Don’t always assume that your staff knows what you’re thinking and what the company’s message is. Engage them frequently – either by weekly updates or larger monthly “town hall” style meetings – and allow them to be heard. Some of the best ideas for your business may not come from your company’s leadership. Once they’re on the same page, empower them with the right tools to deliver your unified message to your customers.
Looking for more ways to get your staff on the same page? Consider this list to ensure everyone in your organization is spreading the same message.
Adopt a customer-centric marketing plan.
Overlooking the “little things” in your business is like not paying attention to detail – and your customers will notice. It’s important that your customer experience is considered first and foremost in your marketing efforts. By being customer-centric in your marketing, you’re not only thinking about the products that your customers want from you, but how they want to shop – whether they research online and then come into your store or doing all their researching and shopping online – the buying experience should be the same: straightforward, ample information to make a buying decision, ensuring it’s easy to contact your business with questions and following up after the purchase to build product loyalty.
Create simple, consistent processes for customer purchasing.

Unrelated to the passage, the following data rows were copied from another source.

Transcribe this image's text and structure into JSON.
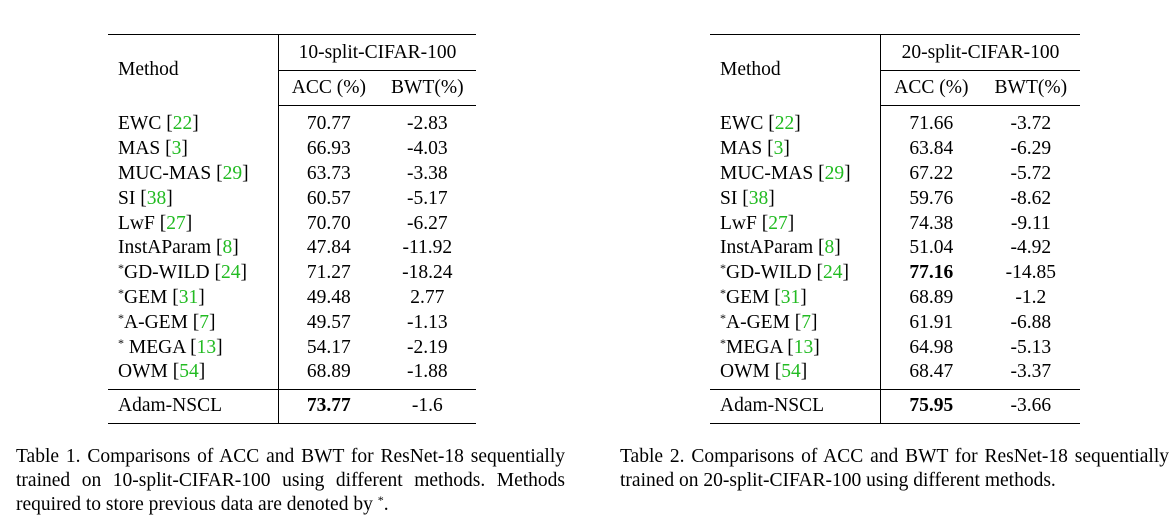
{
  "tables": [
    {
      "method_header": "Method",
      "group_header": "10-split-CIFAR-100",
      "acc_header": "ACC (%)",
      "bwt_header": "BWT(%)",
      "rows": [
        {
          "star": "",
          "name": "EWC ",
          "cite": "22",
          "acc": "70.77",
          "bwt": "-2.83",
          "acc_bold": false
        },
        {
          "star": "",
          "name": "MAS ",
          "cite": "3",
          "acc": "66.93",
          "bwt": "-4.03",
          "acc_bold": false
        },
        {
          "star": "",
          "name": "MUC-MAS ",
          "cite": "29",
          "acc": "63.73",
          "bwt": "-3.38",
          "acc_bold": false
        },
        {
          "star": "",
          "name": "SI ",
          "cite": "38",
          "acc": "60.57",
          "bwt": "-5.17",
          "acc_bold": false
        },
        {
          "star": "",
          "name": "LwF ",
          "cite": "27",
          "acc": "70.70",
          "bwt": "-6.27",
          "acc_bold": false
        },
        {
          "star": "",
          "name": "InstAParam ",
          "cite": "8",
          "acc": "47.84",
          "bwt": "-11.92",
          "acc_bold": false
        },
        {
          "star": "*",
          "name": "GD-WILD ",
          "cite": "24",
          "acc": "71.27",
          "bwt": "-18.24",
          "acc_bold": false
        },
        {
          "star": "*",
          "name": "GEM ",
          "cite": "31",
          "acc": "49.48",
          "bwt": "2.77",
          "acc_bold": false
        },
        {
          "star": "*",
          "name": "A-GEM ",
          "cite": "7",
          "acc": "49.57",
          "bwt": "-1.13",
          "acc_bold": false
        },
        {
          "star": "*",
          "name": " MEGA ",
          "cite": "13",
          "acc": "54.17",
          "bwt": "-2.19",
          "acc_bold": false
        },
        {
          "star": "",
          "name": "OWM ",
          "cite": "54",
          "acc": "68.89",
          "bwt": "-1.88",
          "acc_bold": false
        }
      ],
      "final": {
        "name": "Adam-NSCL",
        "acc": "73.77",
        "bwt": "-1.6"
      },
      "caption": "Table 1. Comparisons of ACC and BWT for ResNet-18 sequentially trained on 10-split-CIFAR-100 using different methods. Methods required to store previous data are denoted by ",
      "caption_star": "*",
      "caption_end": "."
    },
    {
      "method_header": "Method",
      "group_header": "20-split-CIFAR-100",
      "acc_header": "ACC (%)",
      "bwt_header": "BWT(%)",
      "rows": [
        {
          "star": "",
          "name": "EWC ",
          "cite": "22",
          "acc": "71.66",
          "bwt": "-3.72",
          "acc_bold": false
        },
        {
          "star": "",
          "name": "MAS ",
          "cite": "3",
          "acc": "63.84",
          "bwt": "-6.29",
          "acc_bold": false
        },
        {
          "star": "",
          "name": "MUC-MAS ",
          "cite": "29",
          "acc": "67.22",
          "bwt": "-5.72",
          "acc_bold": false
        },
        {
          "star": "",
          "name": "SI ",
          "cite": "38",
          "acc": "59.76",
          "bwt": "-8.62",
          "acc_bold": false
        },
        {
          "star": "",
          "name": "LwF ",
          "cite": "27",
          "acc": "74.38",
          "bwt": "-9.11",
          "acc_bold": false
        },
        {
          "star": "",
          "name": "InstAParam ",
          "cite": "8",
          "acc": "51.04",
          "bwt": "-4.92",
          "acc_bold": false
        },
        {
          "star": "*",
          "name": "GD-WILD ",
          "cite": "24",
          "acc": "77.16",
          "bwt": "-14.85",
          "acc_bold": true
        },
        {
          "star": "*",
          "name": "GEM ",
          "cite": "31",
          "acc": "68.89",
          "bwt": "-1.2",
          "acc_bold": false
        },
        {
          "star": "*",
          "name": "A-GEM ",
          "cite": "7",
          "acc": "61.91",
          "bwt": "-6.88",
          "acc_bold": false
        },
        {
          "star": "*",
          "name": "MEGA ",
          "cite": "13",
          "acc": "64.98",
          "bwt": "-5.13",
          "acc_bold": false
        },
        {
          "star": "",
          "name": "OWM ",
          "cite": "54",
          "acc": "68.47",
          "bwt": "-3.37",
          "acc_bold": false
        }
      ],
      "final": {
        "name": "Adam-NSCL",
        "acc": "75.95",
        "bwt": "-3.66"
      },
      "caption": "Table 2. Comparisons of ACC and BWT for ResNet-18 sequentially trained on 20-split-CIFAR-100 using different methods.",
      "caption_star": "",
      "caption_end": ""
    }
  ]
}
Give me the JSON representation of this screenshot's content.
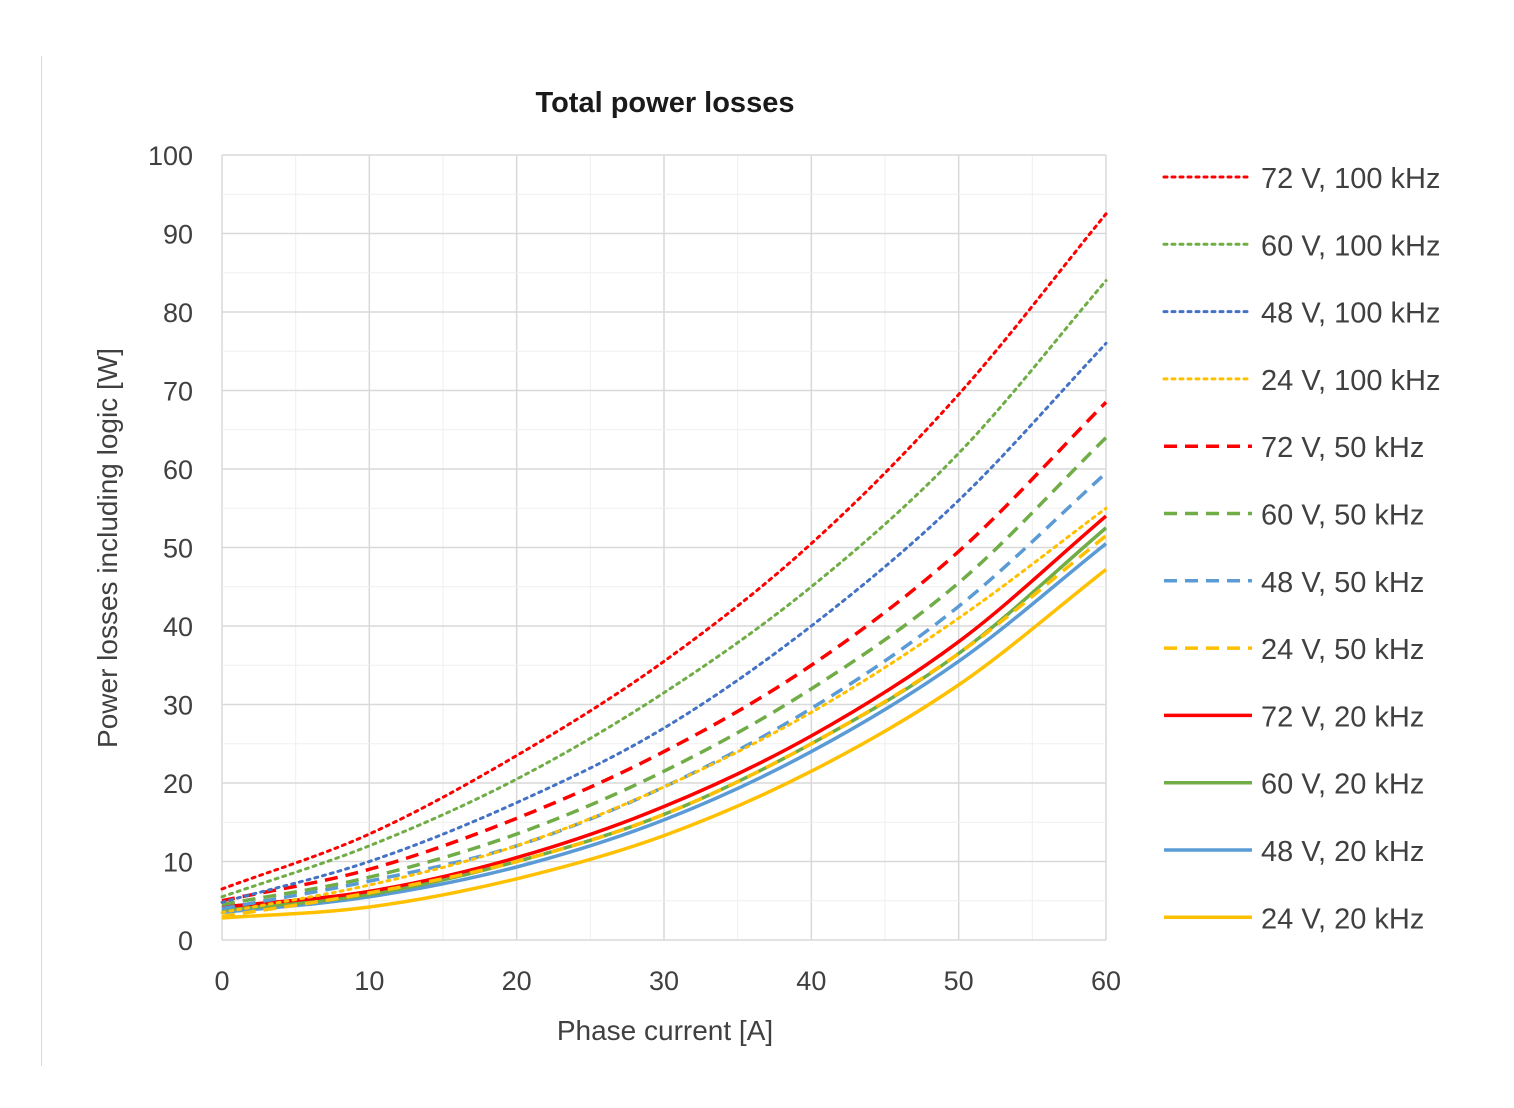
{
  "chart_data": {
    "type": "line",
    "title": "Total power losses",
    "xlabel": "Phase current [A]",
    "ylabel": "Power losses including logic [W]",
    "xlim": [
      0,
      60
    ],
    "ylim": [
      0,
      100
    ],
    "x_ticks": [
      "0",
      "10",
      "20",
      "30",
      "40",
      "50",
      "60"
    ],
    "y_ticks": [
      "0",
      "10",
      "20",
      "30",
      "40",
      "50",
      "60",
      "70",
      "80",
      "90",
      "100"
    ],
    "grid": true,
    "minor_grid": true,
    "legend_position": "right",
    "x": [
      0,
      10,
      20,
      30,
      40,
      50,
      60
    ],
    "series": [
      {
        "name": "72 V, 100 kHz",
        "color": "#ff0000",
        "dash": "dotted",
        "values": [
          6.5,
          13.5,
          23.5,
          35.5,
          50.5,
          69.5,
          92.5
        ]
      },
      {
        "name": "60 V, 100 kHz",
        "color": "#70ad47",
        "dash": "dotted",
        "values": [
          5.5,
          12,
          20.5,
          31.5,
          45,
          62,
          84
        ]
      },
      {
        "name": "48 V, 100 kHz",
        "color": "#4472c4",
        "dash": "dotted",
        "values": [
          4.8,
          10,
          17.5,
          27,
          40,
          56,
          76
        ]
      },
      {
        "name": "24 V, 100 kHz",
        "color": "#ffc000",
        "dash": "dotted",
        "values": [
          3.5,
          7,
          12,
          19.5,
          29,
          41,
          55
        ]
      },
      {
        "name": "72 V, 50 kHz",
        "color": "#ff0000",
        "dash": "dashed",
        "values": [
          5,
          9,
          15.5,
          24,
          35,
          49.5,
          68.5
        ]
      },
      {
        "name": "60 V, 50 kHz",
        "color": "#70ad47",
        "dash": "dashed",
        "values": [
          4.5,
          8,
          13.5,
          21.5,
          32,
          45.5,
          64
        ]
      },
      {
        "name": "48 V, 50 kHz",
        "color": "#5b9bd5",
        "dash": "dashed",
        "values": [
          4,
          7.5,
          12,
          19.5,
          29.5,
          42.5,
          59.5
        ]
      },
      {
        "name": "24 V, 50 kHz",
        "color": "#ffc000",
        "dash": "dashed",
        "values": [
          3,
          6,
          10,
          16,
          25,
          36.5,
          51.5
        ]
      },
      {
        "name": "72 V, 20 kHz",
        "color": "#ff0000",
        "dash": "solid",
        "values": [
          4.2,
          6.2,
          10.5,
          17,
          26,
          38,
          54
        ]
      },
      {
        "name": "60 V, 20 kHz",
        "color": "#70ad47",
        "dash": "solid",
        "values": [
          3.8,
          5.8,
          10,
          16,
          25,
          36.5,
          52.5
        ]
      },
      {
        "name": "48 V, 20 kHz",
        "color": "#5b9bd5",
        "dash": "solid",
        "values": [
          3.5,
          5.5,
          9.3,
          15.3,
          24,
          35.5,
          50.5
        ]
      },
      {
        "name": "24 V, 20 kHz",
        "color": "#ffc000",
        "dash": "solid",
        "values": [
          2.8,
          4.2,
          7.8,
          13.3,
          21.5,
          32.5,
          47.2
        ]
      }
    ]
  }
}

In general, the simpler that you can make a process that a customer has to do before they can make a purchase, the more likely that the customer will complete the process and make the sale. This is especially true of purchases made online. 23% of online shopping cart abandonments are because of complicated processes and checking out taking too long. Bottom line: Create (and maintain) simple, quick processes that move the customer toward a hassle-free checkout experience.
Don’t stop the customer service after the sale.
It’s important to note that customer retention and acquisition are two entirely different activities; while they both involve engaging your customers and potential customers, one is infinitely more challenging than the other. Acquiring a new customer is five times more expensive than retaining an existing customer. It makes sense, then, that focusing on retaining your existing customers is more cost effective, and in a great measure, easier than acquiring a new customer.